Salvo quanto disposto dall'articolo 825c.p.c., il lodo ha dalla data della sua ultima sottoscrizione gli effetti della sentenza pronunciata dall'autorità giudiziaria e può essere messo in esecuzione con decreto del Tribunale del circondario sede dell’arbitrato.
La mediazione
è l’attività svolta da un terzo imparziale (organismo di mediazione), finalizzata
ad assistere due o più soggetti nella ricerca di un accordo amichevole per
la composizione di una controversia, anche con formulazione di una proposta
per la risoluzione della stessa.
L’istituto
è disciplinato dal Decreto Legislativo 4 marzo 2010, n. 28.
Gli organismi
di mediazione sono enti abilitati dal Ministero della Giustizia a gestire
il procedimento di mediazione nelle materie previste dal suddetto decreto.

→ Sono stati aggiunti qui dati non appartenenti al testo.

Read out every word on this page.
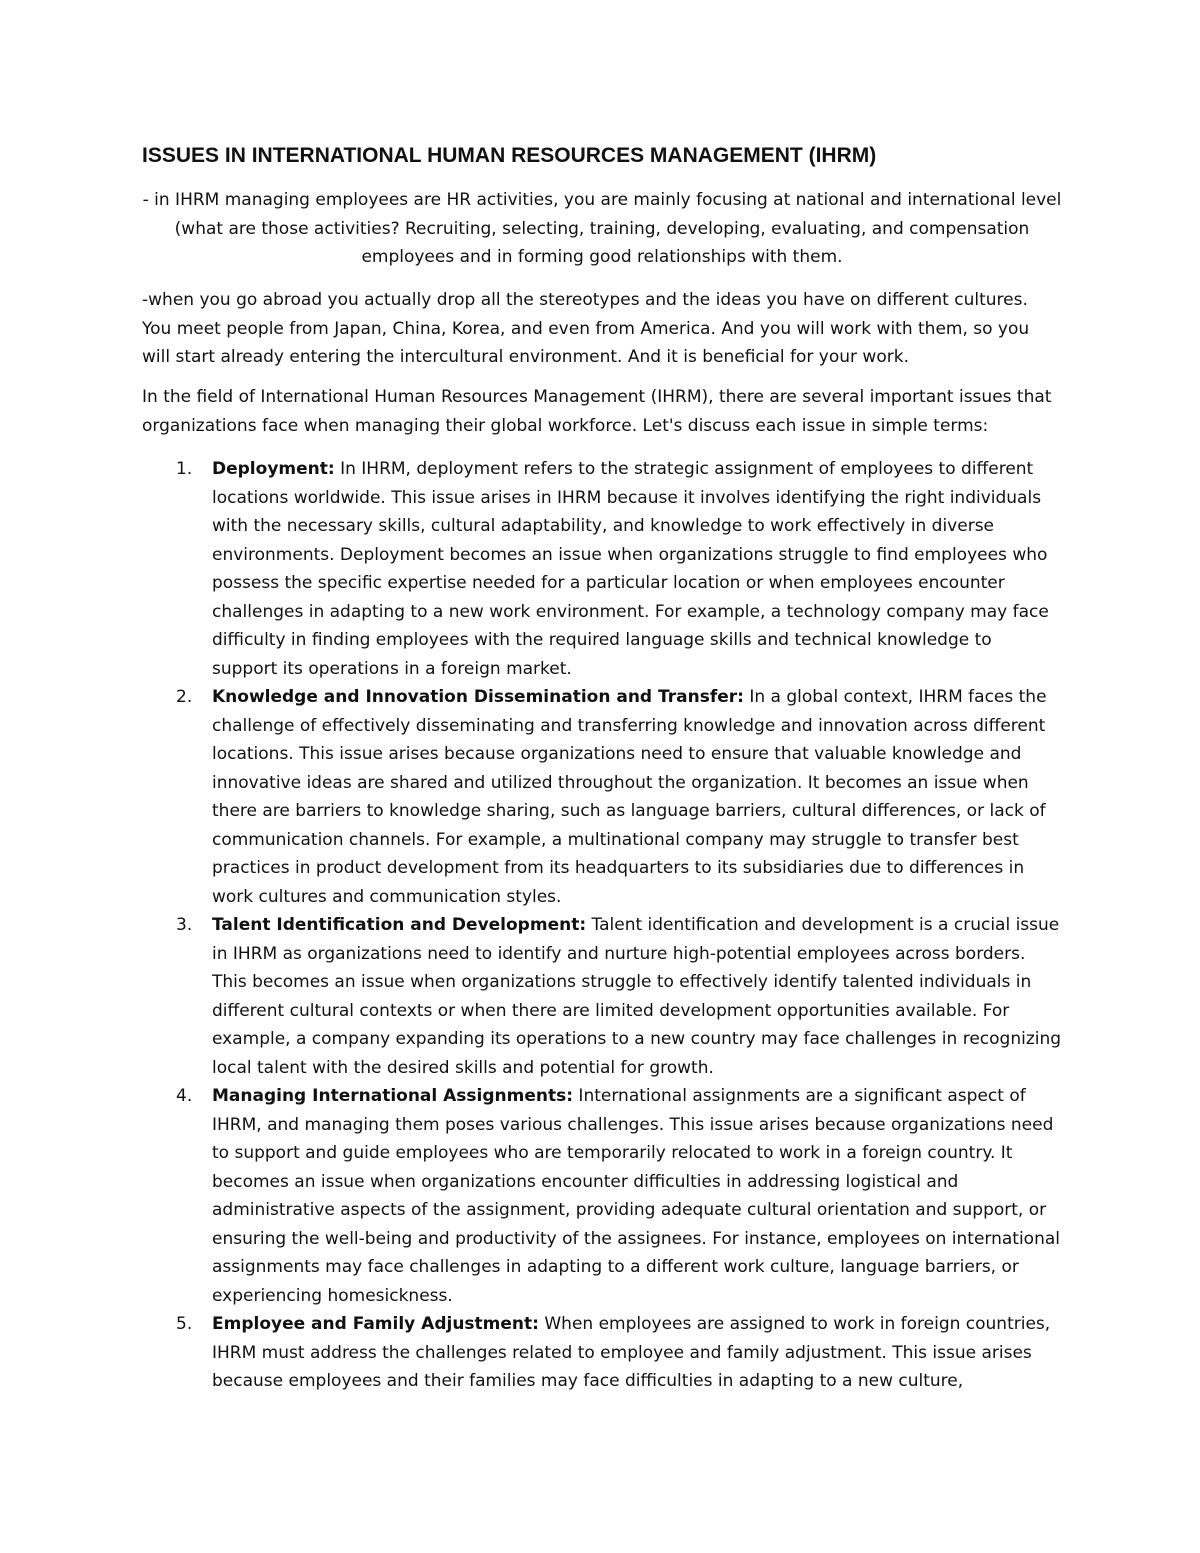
ISSUES IN INTERNATIONAL HUMAN RESOURCES MANAGEMENT (IHRM)

- in IHRM managing employees are HR activities, you are mainly focusing at national and international level (what are those activities? Recruiting, selecting, training, developing, evaluating, and compensation employees and in forming good relationships with them.

-when you go abroad you actually drop all the stereotypes and the ideas you have on different cultures. You meet people from Japan, China, Korea, and even from America. And you will work with them, so you will start already entering the intercultural environment. And it is beneficial for your work.

In the field of International Human Resources Management (IHRM), there are several important issues that organizations face when managing their global workforce. Let's discuss each issue in simple terms:

1. Deployment: In IHRM, deployment refers to the strategic assignment of employees to different locations worldwide. This issue arises in IHRM because it involves identifying the right individuals with the necessary skills, cultural adaptability, and knowledge to work effectively in diverse environments. Deployment becomes an issue when organizations struggle to find employees who possess the specific expertise needed for a particular location or when employees encounter challenges in adapting to a new work environment. For example, a technology company may face difficulty in finding employees with the required language skills and technical knowledge to support its operations in a foreign market.
2. Knowledge and Innovation Dissemination and Transfer: In a global context, IHRM faces the challenge of effectively disseminating and transferring knowledge and innovation across different locations. This issue arises because organizations need to ensure that valuable knowledge and innovative ideas are shared and utilized throughout the organization. It becomes an issue when there are barriers to knowledge sharing, such as language barriers, cultural differences, or lack of communication channels. For example, a multinational company may struggle to transfer best practices in product development from its headquarters to its subsidiaries due to differences in work cultures and communication styles.
3. Talent Identification and Development: Talent identification and development is a crucial issue in IHRM as organizations need to identify and nurture high-potential employees across borders. This becomes an issue when organizations struggle to effectively identify talented individuals in different cultural contexts or when there are limited development opportunities available. For example, a company expanding its operations to a new country may face challenges in recognizing local talent with the desired skills and potential for growth.
4. Managing International Assignments: International assignments are a significant aspect of IHRM, and managing them poses various challenges. This issue arises because organizations need to support and guide employees who are temporarily relocated to work in a foreign country. It becomes an issue when organizations encounter difficulties in addressing logistical and administrative aspects of the assignment, providing adequate cultural orientation and support, or ensuring the well-being and productivity of the assignees. For instance, employees on international assignments may face challenges in adapting to a different work culture, language barriers, or experiencing homesickness.
5. Employee and Family Adjustment: When employees are assigned to work in foreign countries, IHRM must address the challenges related to employee and family adjustment. This issue arises because employees and their families may face difficulties in adapting to a new culture,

Gli
organismi abilitati a fornire attività di mediazione sono iscritti in un apposito
registro, sono dotati di un regolamento di procedura e di un codice etico e
devono garantire il rispetto della riservatezza. Le indennità spettanti ai
mediatori sono stabilite in tabelle allegate al regolamento. Gli organici degli
organismi di mediazione sono composti da giuristi.

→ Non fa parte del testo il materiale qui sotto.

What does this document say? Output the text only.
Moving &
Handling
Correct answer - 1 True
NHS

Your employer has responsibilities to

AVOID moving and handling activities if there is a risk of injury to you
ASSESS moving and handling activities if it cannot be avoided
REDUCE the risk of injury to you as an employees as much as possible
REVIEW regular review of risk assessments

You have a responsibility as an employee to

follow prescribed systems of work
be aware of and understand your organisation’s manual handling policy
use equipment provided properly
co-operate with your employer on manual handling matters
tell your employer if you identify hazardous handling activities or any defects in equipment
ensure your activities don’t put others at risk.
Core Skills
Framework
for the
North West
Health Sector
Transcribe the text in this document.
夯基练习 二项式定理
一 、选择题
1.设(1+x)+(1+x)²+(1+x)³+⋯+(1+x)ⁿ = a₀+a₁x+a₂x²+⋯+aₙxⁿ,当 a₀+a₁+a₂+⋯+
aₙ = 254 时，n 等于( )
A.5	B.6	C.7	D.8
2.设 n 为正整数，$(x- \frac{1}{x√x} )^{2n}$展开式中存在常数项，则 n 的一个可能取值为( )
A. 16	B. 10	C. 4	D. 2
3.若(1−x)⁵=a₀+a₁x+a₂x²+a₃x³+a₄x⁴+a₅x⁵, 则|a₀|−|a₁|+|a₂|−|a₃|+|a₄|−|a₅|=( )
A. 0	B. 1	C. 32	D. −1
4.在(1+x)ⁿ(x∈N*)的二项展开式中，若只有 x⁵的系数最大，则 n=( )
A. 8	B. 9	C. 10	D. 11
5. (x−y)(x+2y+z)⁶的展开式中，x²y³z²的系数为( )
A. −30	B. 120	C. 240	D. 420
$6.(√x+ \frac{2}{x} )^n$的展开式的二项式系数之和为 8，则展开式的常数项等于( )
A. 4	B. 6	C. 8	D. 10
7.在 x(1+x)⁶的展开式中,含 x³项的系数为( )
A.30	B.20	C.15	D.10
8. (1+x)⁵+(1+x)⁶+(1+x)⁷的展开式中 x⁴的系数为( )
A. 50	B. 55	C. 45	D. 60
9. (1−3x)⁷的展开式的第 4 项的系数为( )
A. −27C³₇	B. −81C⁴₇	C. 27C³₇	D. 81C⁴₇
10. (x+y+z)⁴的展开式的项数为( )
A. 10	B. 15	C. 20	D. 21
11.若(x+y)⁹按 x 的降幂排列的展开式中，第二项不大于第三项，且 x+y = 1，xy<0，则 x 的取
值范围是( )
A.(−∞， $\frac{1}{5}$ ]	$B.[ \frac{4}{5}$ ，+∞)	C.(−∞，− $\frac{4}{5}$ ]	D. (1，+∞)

La mediazione è di tre tipi:
- obbligatoria (ex art. 5 del D.Lgs. n. 10/2010),
è condizione di procedibilità della domanda giudiziale nelle seguenti materie:
condominio, diritti reali, divisione, successioni ereditarie, patti di
famiglia, locazione, comodato, affitto di aziende, risarcimento del danno
derivante da responsabilità medica e sanitaria e da diffamazione con il mezzo
della stampa o con altro mezzo di pubblicità, contratti assicurativi, bancari e
finanziari, associazione in partecipazione, consorzio, franchising, opera,
rete, somministrazione, società di persone e subfornitura; con alcune eccezioni
previste dalla legge: procedimenti di ingiunzione, di convalida o licenza di
sfratto, di consulenza tecnica preventiva, di opposizione all’esecuzione
forzata, procedimenti in camera di consiglio, procedimenti possessori, azione
civile esercitata nel processo penale, 'azione inibitoria di cui agli articoli 37 e 140-octies del codice del consumo, di cui al decreto legislativo 6 settembre 2005, n. 206;
- demandata dal giudice (ex art. 5 quater,
del D.Lgs. 10/2010), viene disposta dal giudice anche in corso di causa e fino
al momento di rimessione della causa in decisione ed è condizione di
procedibilità della domanda giudiziale;
- volontaria, sulla base di una clausola di mediazione, contrattuale o statutaria.
La
convenzione di negoziazione assistita è un accordo mediante il quale le parti
convengono di cooperare in buona fede e con lealtà per risolvere in via
amichevole la controversia tramite l'assistenza di avvocati iscritti all'albo
L’istituto
è disciplinato dal Decreto legge 12 settembre 2014, n. 132.
la
negoziazione assistita è di due tipi:
- obbligatoria,
è condizione di procedibilità della domanda giudiziale in materia di
risarcimento del danno da circolazione di veicoli e natanti o di domanda di
pagamento a qualsiasi titolo di somme non eccedenti cinquantamila euro, ad
eccezione dei procedimenti per ingiunzione o di consulenza tecnica preventiva,
di opposizione all’esecuzione forzata, nell’azione civile esercitata nel
processo penale o nei procedimenti in camera di consiglio o in quelli ex art. 696-bis c.p.c.
- facoltativa
(ex art. 6, DL 132/2014) per le soluzioni consensuali di separazione personale,
di cessazione degli effetti civili o di scioglimento del matrimonio, di
modifica delle condizioni di separazione o di divorzio, di affidamento e
mantenimento dei figli nati fuori del matrimonio, e loro modifica, e di
alimenti, salvo il caso in cui ci si trovi in presenza di figli minori, figli
maggiorenni incapaci o portatori di handicap grave
ovvero economicamente non autosufficienti.
La
convenzione di negoziazione è redatta in forma scritta, a pena di nullità, e deve
precisare:
a) il
termine concordato dalle parti per l'espletamento della procedura, in ogni caso
non inferiore a un mese e non superiore a tre mesi, prorogabile per ulteriori
trenta giorni su accordo tra le parti;
b)
l'oggetto della controversia, che non deve riguardare diritti indisponibili.
L'accordo che compone la controversia, sottoscritto dalle parti e dagli avvocati che le assistono, costituisce titolo esecutivo e per l'iscrizione di ipoteca giudiziale.